Brasília, 10 (AE) - O governo e os líderes dos caminhoneiros articularam uma ação conjunta para evitar que os motoristas insatisfeitos com o aumento no diesel e com o rumo das negociações possam iniciar paralisações espontâneas nas estradas brasileiras. Por um lado, o governo divulgou na segunda-feira uma nota dura ameaçando interromper as negociações caso ocorresse mais uma greve. Já os líderes da categoria procuram dar declarações públicas dizendo que não haverá novas interrupções nas estradas. Os serviços de inteligência da Polícia Federal e da Polícia Rodoviária Federal já identificaram focos de insatisfação de caminhoneiros em São Paulo, Bahia, Minas Gerais e no Rio Grande do Sul.

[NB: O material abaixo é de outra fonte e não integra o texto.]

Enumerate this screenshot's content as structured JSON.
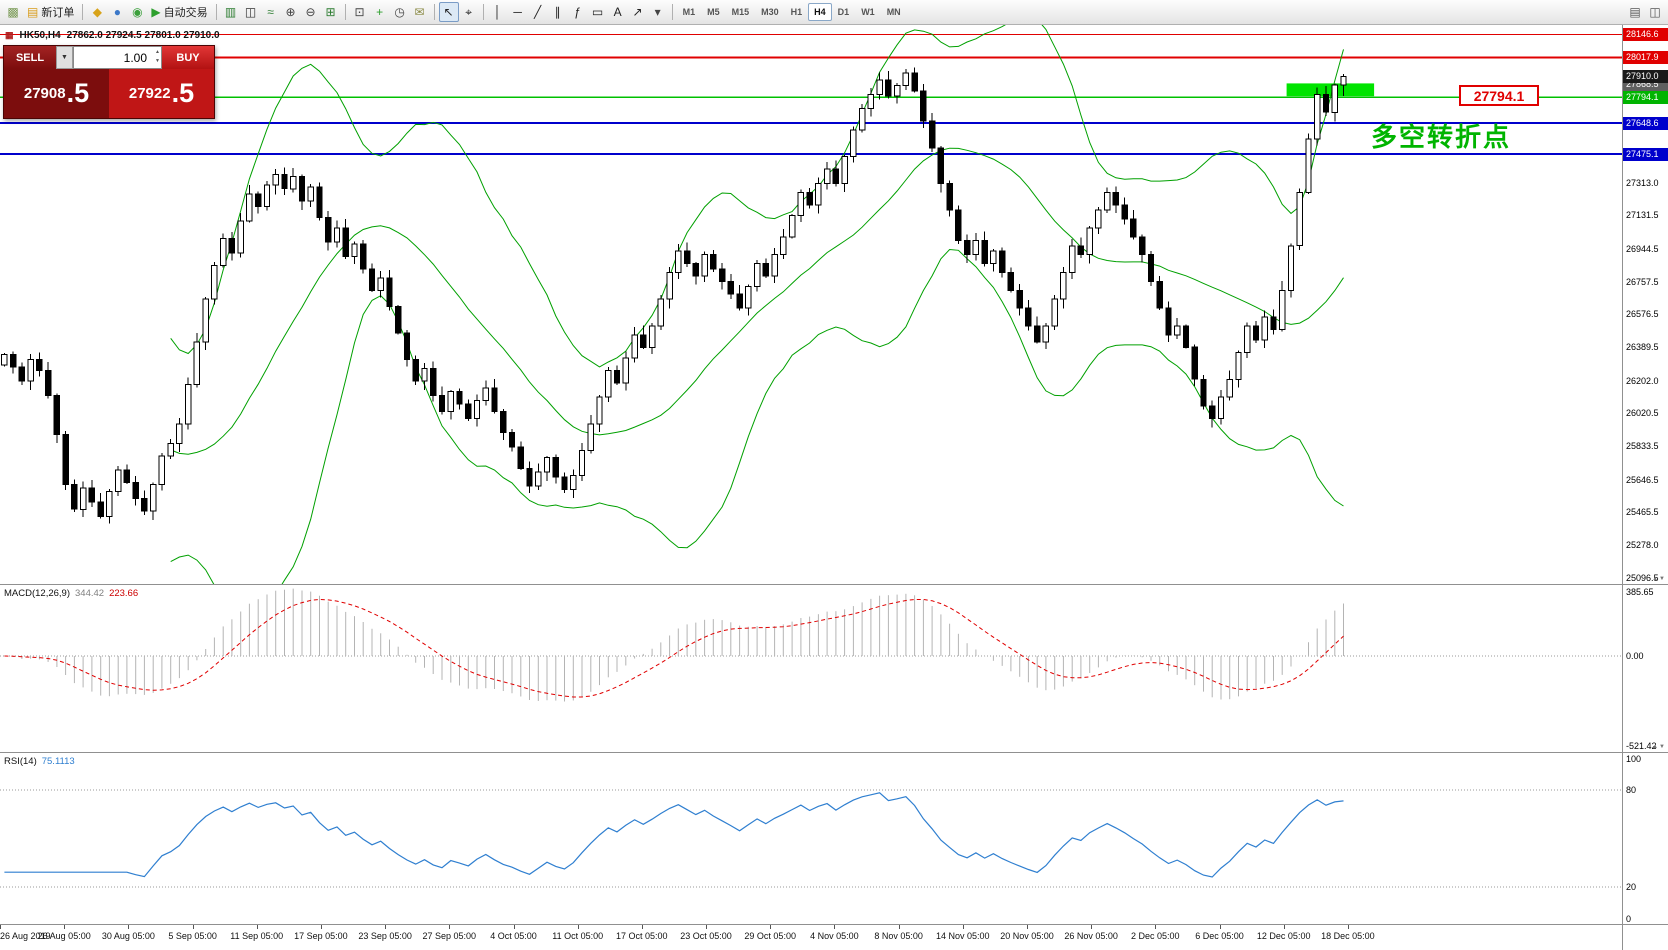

Alguns sindicatos independentes estão descontentes com a postura assumida nas negociações com o governo pelo porta-voz do Movimento União Brasil Caminhoneiros (UBC), Nélio Botelho, e estão articulando uma nova greve nacional para o final do mês. "Por enquanto não temos nada concreto, mas estamos acompanhando a movimentação", disse hoje o diretor-geral da PRF, Lourival Carrijo.
Somente no dia 20 deste mês o governo poderá ter a certeza se a perspectiva de haver uma nova greve se fortaleceu entre os caminhoneiros. Os serviços de inteligência estão fazendo suas sondagens nos postos de gasolina. Na segunda-feira, por exemplo, foi no "Postão de Aparecida", perto de Aparecida de Goiânia, em Goiás, que os motoristas articularam uma paralisação de 250 caminhões, por algumas horas.
"A adesão às paralisações dos caminhoneiros são de caráter solidário e principalmente solitário", avaliou hoje o secretário-executivo da Associação Nacional do Transporte Rodoviário de Carga (NTC), Alfredo Peres. Segundo ele, o sucesso do movimento do final de julho, que quase parou o País, deve-se principalmente à adesão individual dos motoristas, que já estavam insatisfeitos com suas condições de trabalho. "Isto ocorre em todas as greves de caminhoneiros do mundo", disse Peres.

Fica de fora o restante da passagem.